With its obvious advantages in streamlining maintenance and increasing reliability, one would expect predictive maintenance to be the norm for the power industry. It no doubt will be, but implementing this analytics-powered approach to maintenance is a complex, costly task. It requires a highly advanced data architecture and leading-edge information systems, as well as almost universal deployment of M2M communications equipment. Furthermore, only the largest utilities have anywhere near the historical data predictive maintenance requires. Transformers, for instance, have low failure probabilities. It would take years for an individual company to compile enough data about why and when transformers fail. Fortunately, companies need not rely on their own experience; they can purchase fairly inexpensive commercial failure databases or use models based on academic research to supplement their own historical knowledge.
Because the data sets and the algorithms used to interpret them are so complex, traditional data processing application software cannot handle them.
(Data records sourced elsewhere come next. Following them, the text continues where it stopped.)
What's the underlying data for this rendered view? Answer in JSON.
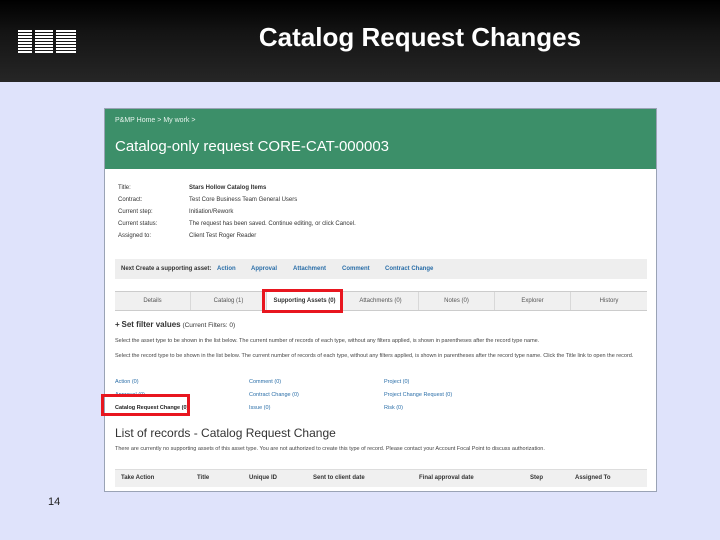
{
  "slide": {
    "title": "Catalog Request Changes",
    "page_number": "14",
    "logo_text": "IBM"
  },
  "app": {
    "breadcrumb": [
      "P&MP Home",
      ">",
      "My work",
      ">"
    ],
    "request_title": "Catalog-only request CORE-CAT-000003",
    "info": [
      {
        "label": "Title:",
        "value": "Stars Hollow Catalog Items"
      },
      {
        "label": "Contract:",
        "value": "Test   Core Business Team   General Users"
      },
      {
        "label": "Current step:",
        "value": "Initiation/Rework"
      },
      {
        "label": "Current status:",
        "value": "The request has been saved. Continue editing, or click Cancel."
      },
      {
        "label": "Assigned to:",
        "value": "Client Test Roger Reader"
      }
    ],
    "create_bar": {
      "label": "Next Create a supporting asset:",
      "links": [
        "Action",
        "Approval",
        "Attachment",
        "Comment",
        "Contract Change"
      ]
    },
    "tabs": [
      "Details",
      "Catalog (1)",
      "Supporting Assets (0)",
      "Attachments (0)",
      "Notes (0)",
      "Explorer",
      "History"
    ],
    "active_tab": "Supporting Assets (0)",
    "set_filter": {
      "label": "Set filter values",
      "suffix": "(Current Filters: 0)"
    },
    "desc_1": "Select the asset type to be shown in the list below. The current number of records of each type, without any filters applied, is shown in parentheses after the record type name.",
    "desc_2": "Select the record type to be shown in the list below. The current number of records of each type, without any filters applied, is shown in parentheses after the record type name. Click the Title link to open the record.",
    "record_types": {
      "col1": [
        "Action (0)",
        "Approval (0)",
        "Catalog Request Change (0)"
      ],
      "col2": [
        "Comment (0)",
        "Contract Change (0)",
        "Issue (0)"
      ],
      "col3": [
        "Project (0)",
        "Project Change Request (0)",
        "Risk (0)"
      ]
    },
    "selected_record_type": "Catalog Request Change (0)",
    "list_title": "List of records - Catalog Request Change",
    "no_records_text": "There are currently no supporting assets of this asset type. You are not authorized to create this type of record. Please contact your Account Focal Point to discuss authorization.",
    "columns": [
      "Take Action",
      "Title",
      "Unique ID",
      "Sent to client date",
      "Final approval date",
      "Step",
      "Assigned To"
    ]
  },
  "colors": {
    "banner": "#3c8f69",
    "slide_bg": "#dfe3fb",
    "highlight": "#e8161f",
    "link": "#2a6ea8"
  }
}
Since both the hardware and the expertise may be beyond the capabilities of all but the largest electric utilities, at least at the outset of adopting predictive maintenance, much of the technological aspects may be outsourced to companies such as IBM, SAP, Siemens and others.
Whether operated entirely in-house or with an outside-vendor partnership, predictive maintenance offers enormous, tangible benefits. It results in greater reliability, which garners greater customer satisfaction; reduces the total cost of ownership of assets; avoids unexpected equipment failure, which compromises crew efficiency; and it improves the utility’s overall safety and regulatory compliance. Those are powerful arguments for adopting it, and today, when the industry is quickly transforming from a staid, utility model to a dynamic, interactive one, the argument for its adoption becomes particularly compelling.